Czy Europa na moment zapomniała o tej wojnie? Bo teraz odnoszę wrażenie, że Francja wszystkich pobudza. Emmanuel Macron już kilkakrotnie wspomniał o tym, że trzeba wysłać wojska, że – być może – dojdzie do tego, że wojska zostaną wysłane. Zachęcał do takiego zrywu strategicznego. Czy to też jest taki moment, kiedy w jakiś sposób Europa ponownie budzi się, że ta wojna jest obok nas?
– To jest przede wszystkim konsekwencja tego, że Stany Zjednoczone zapomniały o tym, że w Ukrainie toczy się wojna, i że Stany Zjednoczone zapominają, czy zapomniały o swoich zobowiązaniach. Tych podjętych po rosyjskiej pełnoskalowej agresji, kiedy Joe Biden powiedział, że będzie wspierał Ukrainę aż do zwycięskiego końca, ale też tych z zamierzchłej przeszłości, z 1994 roku. Mam tu na myśli Memorandum budapesztańskie, kiedy Ukraina zrzekła się broni jądrowej, przyjmując gwarancję bezpieczeństwa m.in. Stanów Zjednoczonych. Więc to, co robi Europa, to jest w jakiejś mierze reakcją na to, czego nie robią Stany Zjednoczone. W tym sensie rzeczywiście możemy mówić o jakimś pobudzeniu, obudzeniu, tylko że niestety, biorąc pod uwagę realne skutki tego przebudzenia, to ciągle jest dramatycznie za mało jak na możliwości i potrzeby Ukrainy – wyjaśnia Marcin Ogdowski.

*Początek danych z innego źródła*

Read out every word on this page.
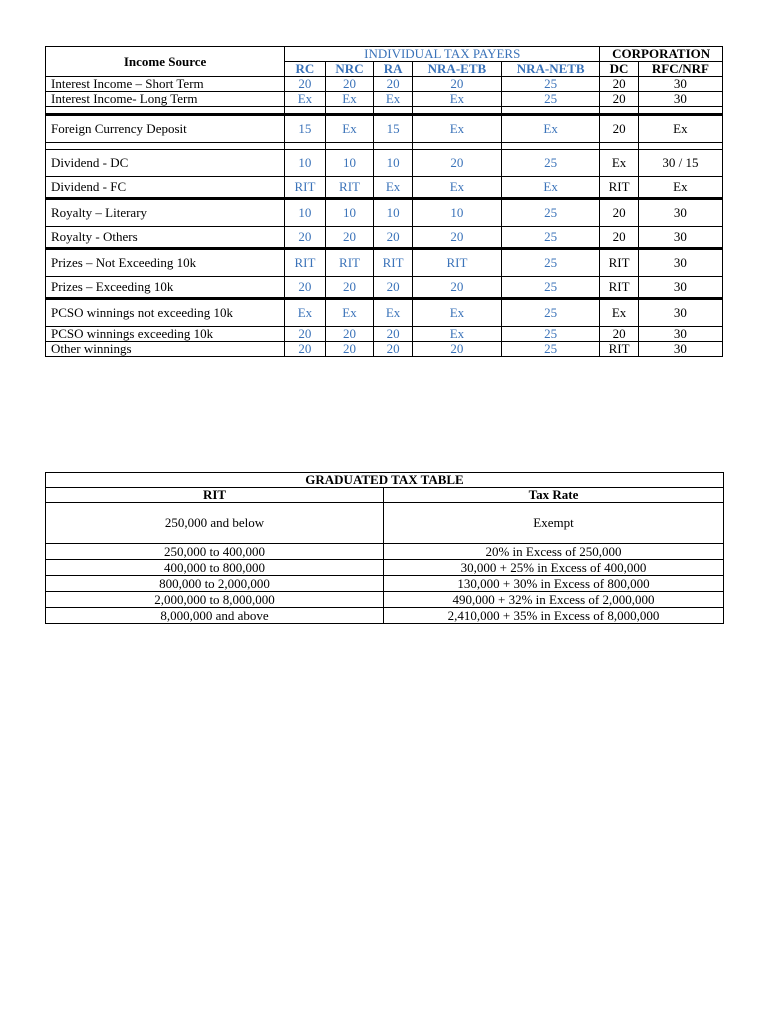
Income Source	INDIVIDUAL TAX PAYERS					CORPORATION	
	RC	NRC	RA	NRA-ETB	NRA-NETB	DC	RFC/NRF
Interest Income – Short Term	20	20	20	20	25	20	30
Interest Income- Long Term	Ex	Ex	Ex	Ex	25	20	30

Foreign Currency Deposit	15	Ex	15	Ex	Ex	20	Ex

Dividend - DC	10	10	10	20	25	Ex	30 / 15
Dividend - FC	RIT	RIT	Ex	Ex	Ex	RIT	Ex
Royalty – Literary	10	10	10	10	25	20	30
Royalty - Others	20	20	20	20	25	20	30
Prizes – Not Exceeding 10k	RIT	RIT	RIT	RIT	25	RIT	30
Prizes – Exceeding 10k	20	20	20	20	25	RIT	30
PCSO winnings not exceeding 10k	Ex	Ex	Ex	Ex	25	Ex	30
PCSO winnings exceeding 10k	20	20	20	Ex	25	20	30
Other winnings	20	20	20	20	25	RIT	30
GRADUATED TAX TABLE	
RIT	Tax Rate
250,000 and below	Exempt
250,000 to 400,000	20% in Excess of 250,000
400,000 to 800,000	30,000 + 25% in Excess of 400,000
800,000 to 2,000,000	130,000 + 30% in Excess of 800,000
2,000,000 to 8,000,000	490,000 + 32% in Excess of 2,000,000
8,000,000 and above	2,410,000 + 35% in Excess of 8,000,000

Dużo mówi się, że Ukraina już wygrała, że obroniła swoją niezależność, że teraz to jest tylko kwestia granic. Pan zgadza się z tym stwierdzeniem?

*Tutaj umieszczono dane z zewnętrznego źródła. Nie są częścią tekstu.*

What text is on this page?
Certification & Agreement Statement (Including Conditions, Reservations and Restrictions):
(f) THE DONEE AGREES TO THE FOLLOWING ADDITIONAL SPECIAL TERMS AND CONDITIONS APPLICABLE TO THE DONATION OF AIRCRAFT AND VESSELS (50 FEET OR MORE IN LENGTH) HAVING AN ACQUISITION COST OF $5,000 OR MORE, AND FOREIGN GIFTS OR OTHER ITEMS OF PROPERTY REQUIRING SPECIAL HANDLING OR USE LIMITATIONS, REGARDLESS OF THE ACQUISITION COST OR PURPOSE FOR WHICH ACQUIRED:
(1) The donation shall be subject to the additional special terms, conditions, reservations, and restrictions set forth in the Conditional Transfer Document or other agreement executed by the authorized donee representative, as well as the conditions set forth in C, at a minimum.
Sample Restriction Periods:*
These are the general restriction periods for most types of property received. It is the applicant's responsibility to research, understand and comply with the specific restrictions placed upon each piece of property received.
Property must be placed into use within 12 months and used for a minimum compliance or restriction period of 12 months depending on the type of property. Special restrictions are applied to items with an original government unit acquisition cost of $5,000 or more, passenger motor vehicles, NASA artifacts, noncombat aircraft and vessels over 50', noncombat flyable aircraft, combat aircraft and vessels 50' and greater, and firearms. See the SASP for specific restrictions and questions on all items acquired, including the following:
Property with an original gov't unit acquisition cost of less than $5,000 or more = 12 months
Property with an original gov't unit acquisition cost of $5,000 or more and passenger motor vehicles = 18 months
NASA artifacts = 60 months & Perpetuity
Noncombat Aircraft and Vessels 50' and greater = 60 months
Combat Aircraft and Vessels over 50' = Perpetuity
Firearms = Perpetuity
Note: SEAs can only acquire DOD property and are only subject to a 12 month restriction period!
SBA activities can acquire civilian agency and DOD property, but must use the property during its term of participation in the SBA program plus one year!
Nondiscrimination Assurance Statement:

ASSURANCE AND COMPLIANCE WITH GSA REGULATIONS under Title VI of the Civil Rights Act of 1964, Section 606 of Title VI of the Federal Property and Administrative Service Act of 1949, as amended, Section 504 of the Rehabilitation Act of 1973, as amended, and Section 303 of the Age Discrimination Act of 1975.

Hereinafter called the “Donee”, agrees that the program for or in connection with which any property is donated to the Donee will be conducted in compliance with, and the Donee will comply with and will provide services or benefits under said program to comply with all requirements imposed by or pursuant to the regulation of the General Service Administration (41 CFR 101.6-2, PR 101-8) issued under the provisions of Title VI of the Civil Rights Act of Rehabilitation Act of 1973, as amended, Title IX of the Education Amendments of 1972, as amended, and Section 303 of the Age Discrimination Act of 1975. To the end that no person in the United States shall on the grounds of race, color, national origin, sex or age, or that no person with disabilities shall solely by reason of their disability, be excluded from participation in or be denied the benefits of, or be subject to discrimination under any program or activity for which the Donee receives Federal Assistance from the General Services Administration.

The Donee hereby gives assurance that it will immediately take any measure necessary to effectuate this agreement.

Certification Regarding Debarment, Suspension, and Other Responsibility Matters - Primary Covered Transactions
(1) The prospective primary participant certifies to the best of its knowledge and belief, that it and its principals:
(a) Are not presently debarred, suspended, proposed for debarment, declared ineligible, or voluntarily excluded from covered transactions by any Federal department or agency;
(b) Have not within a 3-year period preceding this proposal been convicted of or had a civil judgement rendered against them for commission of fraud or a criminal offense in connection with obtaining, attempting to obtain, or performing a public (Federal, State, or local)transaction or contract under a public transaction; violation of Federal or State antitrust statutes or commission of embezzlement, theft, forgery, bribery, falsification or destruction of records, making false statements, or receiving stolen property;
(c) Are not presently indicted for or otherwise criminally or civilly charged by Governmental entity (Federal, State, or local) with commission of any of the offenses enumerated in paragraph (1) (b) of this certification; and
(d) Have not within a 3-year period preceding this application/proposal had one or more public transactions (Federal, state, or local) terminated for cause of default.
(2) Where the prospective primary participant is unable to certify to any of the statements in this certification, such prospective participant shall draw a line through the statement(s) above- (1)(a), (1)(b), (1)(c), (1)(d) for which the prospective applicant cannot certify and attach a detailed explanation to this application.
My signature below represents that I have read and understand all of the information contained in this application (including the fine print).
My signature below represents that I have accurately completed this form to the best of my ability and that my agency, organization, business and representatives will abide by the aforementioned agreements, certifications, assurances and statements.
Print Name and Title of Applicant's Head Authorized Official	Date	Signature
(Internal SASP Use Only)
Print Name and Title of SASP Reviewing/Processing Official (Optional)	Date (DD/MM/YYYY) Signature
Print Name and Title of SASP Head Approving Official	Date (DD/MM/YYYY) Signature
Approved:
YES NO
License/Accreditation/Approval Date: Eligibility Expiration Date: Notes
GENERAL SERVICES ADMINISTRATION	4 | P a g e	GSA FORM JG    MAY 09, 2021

– Absolutnie się z nim zgadzam, bo pamiętajmy, czego chciała Rosja w 2022 roku. Chciała zająć całą Ukrainę, może nawet nie tyle całą, tylko zająć część, ale pozostałą część tego kraju po prostu zwasalizować. To dzisiaj jest absolutnie niemożliwe. Rosjanie, armia rosyjska i państwo rosyjskie nie mają siły i środków, żeby doprowadzić do takiego stanu. I rzeczywiście w tym sensie Ukraina wygrała, zachowała swoją niepodległość, zachowa swoją tożsamość. Rzeczywiście jest to wojna w tej chwili tylko o granicę, ale to „tylko” musimy wziąć w cudzysłów, bo niestety, ale wojna o granicę oznacza, że jakaś część tych terytoriów Ukrainy jest, czy będzie, czy pozostanie pod rosyjską okupacją. Czym jest rosyjska okupacja, pokazały Bucza, Borodzianka, Izium i wiele innych miejsc, gdzie Rosjanie po prostu wykazali się bestialstwem – oznajmia korespondent.
Czy Rosja ma siły i środki na kolejną ofensywę? Bo szef wywiadu ukraińskiego zapowiedział ostatnio, że nastąpi ona na przełomie wiosny i lata.

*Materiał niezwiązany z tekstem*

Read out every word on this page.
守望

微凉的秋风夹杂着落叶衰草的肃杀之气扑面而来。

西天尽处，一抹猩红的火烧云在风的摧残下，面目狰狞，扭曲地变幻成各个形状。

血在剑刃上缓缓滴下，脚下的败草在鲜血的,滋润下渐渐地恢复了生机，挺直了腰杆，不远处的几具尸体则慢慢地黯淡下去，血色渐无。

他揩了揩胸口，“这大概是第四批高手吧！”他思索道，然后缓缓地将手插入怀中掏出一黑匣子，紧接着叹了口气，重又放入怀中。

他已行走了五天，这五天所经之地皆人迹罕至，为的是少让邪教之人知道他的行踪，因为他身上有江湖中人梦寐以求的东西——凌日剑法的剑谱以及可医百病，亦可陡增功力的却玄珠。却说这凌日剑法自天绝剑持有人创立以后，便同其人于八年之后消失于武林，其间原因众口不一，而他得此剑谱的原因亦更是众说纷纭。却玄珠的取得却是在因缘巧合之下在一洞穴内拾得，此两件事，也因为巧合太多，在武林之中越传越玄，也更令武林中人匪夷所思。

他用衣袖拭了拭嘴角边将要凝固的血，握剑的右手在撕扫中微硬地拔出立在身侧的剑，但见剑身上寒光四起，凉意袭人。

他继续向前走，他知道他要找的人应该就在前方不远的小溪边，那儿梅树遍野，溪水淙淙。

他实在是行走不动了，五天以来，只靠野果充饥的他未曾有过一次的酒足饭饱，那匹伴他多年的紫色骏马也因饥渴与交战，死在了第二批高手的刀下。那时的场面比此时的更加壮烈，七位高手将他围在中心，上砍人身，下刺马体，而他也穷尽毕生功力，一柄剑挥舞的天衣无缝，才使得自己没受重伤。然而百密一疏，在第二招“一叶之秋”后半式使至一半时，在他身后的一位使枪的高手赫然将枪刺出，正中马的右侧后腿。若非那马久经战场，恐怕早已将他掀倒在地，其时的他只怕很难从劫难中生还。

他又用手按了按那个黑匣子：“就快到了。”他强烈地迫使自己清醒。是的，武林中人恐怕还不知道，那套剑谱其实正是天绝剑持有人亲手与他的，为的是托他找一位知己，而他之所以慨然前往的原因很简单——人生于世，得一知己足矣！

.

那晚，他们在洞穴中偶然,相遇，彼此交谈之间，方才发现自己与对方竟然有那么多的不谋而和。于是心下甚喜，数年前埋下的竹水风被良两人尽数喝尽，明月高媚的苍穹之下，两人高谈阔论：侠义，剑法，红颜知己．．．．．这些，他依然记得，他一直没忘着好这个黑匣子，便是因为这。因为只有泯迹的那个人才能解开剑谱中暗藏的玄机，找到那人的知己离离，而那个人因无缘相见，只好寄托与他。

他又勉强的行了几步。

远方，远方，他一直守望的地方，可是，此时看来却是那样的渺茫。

– Nie sądzę, żeby Rosjanie byli w stanie przeprowadzić dużą operację ofensywną, której celem byłyby Kijów czy nawet Charków. Rosjan jest dużo, armia odtwarza stany osobowe, nawet je rozbudowuje, ale to jest wojsko, któremu dramatycznie brakuje sprzętu ciężkiego. Tak naprawdę oddziały armii rosyjskiej mają po 30-40% etatowego sprzętu ciężkiego, czołgów, wozów bojowych, całej tej reszty. Wynika to z tego, że straty, jakie do tej pory poniosły w Ukrainie, są koszmarne. Przemysł w żaden sposób nie jest w stanie tych strat odtwarzać. Wyciąganie z magazynów jeszcze tego starego, poradzieckiego sprzętu, sprowadza się w tym momencie do tego, że sięga się już po naprawdę bardzo stare egzemplarze, 50-, 60-letnie. Z czymś takim do ofensywy się nie idzie. To jest jedna rzecz. Druga jest taka, że Rosjanie nie muszą w tej chwili przeprowadzać takich działań ofensywnych. Skoncentrowali się na niszczeniu ukraińskiej siły żywej, masowym zabijaniu ukraińskich żołnierzy. Używają w tym celu przede wszystkim bomb szybujących, dronów, które atakują już pojedynczych żołnierzy, w ilości, która jest przerażająca. Mówimy w tym momencie o kilkudziesięciu tysiącach aparatów bezzałogowych, które używane są na froncie w skali miesiąca. A biorąc pod uwagę, jak duże problemy Ukraińcy mają z odbudową stanów osobowych armii, to jeśli straty są duże, to w którymś momencie może się okazać, że ta mocno osłabiona, zdziesiątkowana armia będzie musiała się cofnąć, oddać jakieś terytoria, jakieś tereny Rosjanom. I to jest bardzo możliwy scenariusz, który zrealizuje się bez konieczności wielkiej ofensywy – przewiduje Marcin Ogdowski.
Czyli chodzi o takie drobne sukcesy, które oczywiście w telewizji zostaną pokazane jako wielkie.
– Ale zsumowane mogą jednak być dość dotkliwe. Tylko że to nie będzie upadek operacji obronnej, to nie będzie kaskadowe posypanie się frontu i zajęcie przez Rosjan całego Zadnieprza. Takie rzeczy nie wchodzą w grę, ale jednak utrata, nie wiem, Doniecczyzny będzie dotkliwa – tłumaczy Marcin Ogdowski.
W nocy z środy na czwartek Rosjanie zniszczyli Elektrownię Trypilską. Jest ona największą elektrownią w centralnej części Ukrainy oraz najważniejszą dla Kijowa. Była ona dostawcą prądu dla trzech regionów w Ukrainie.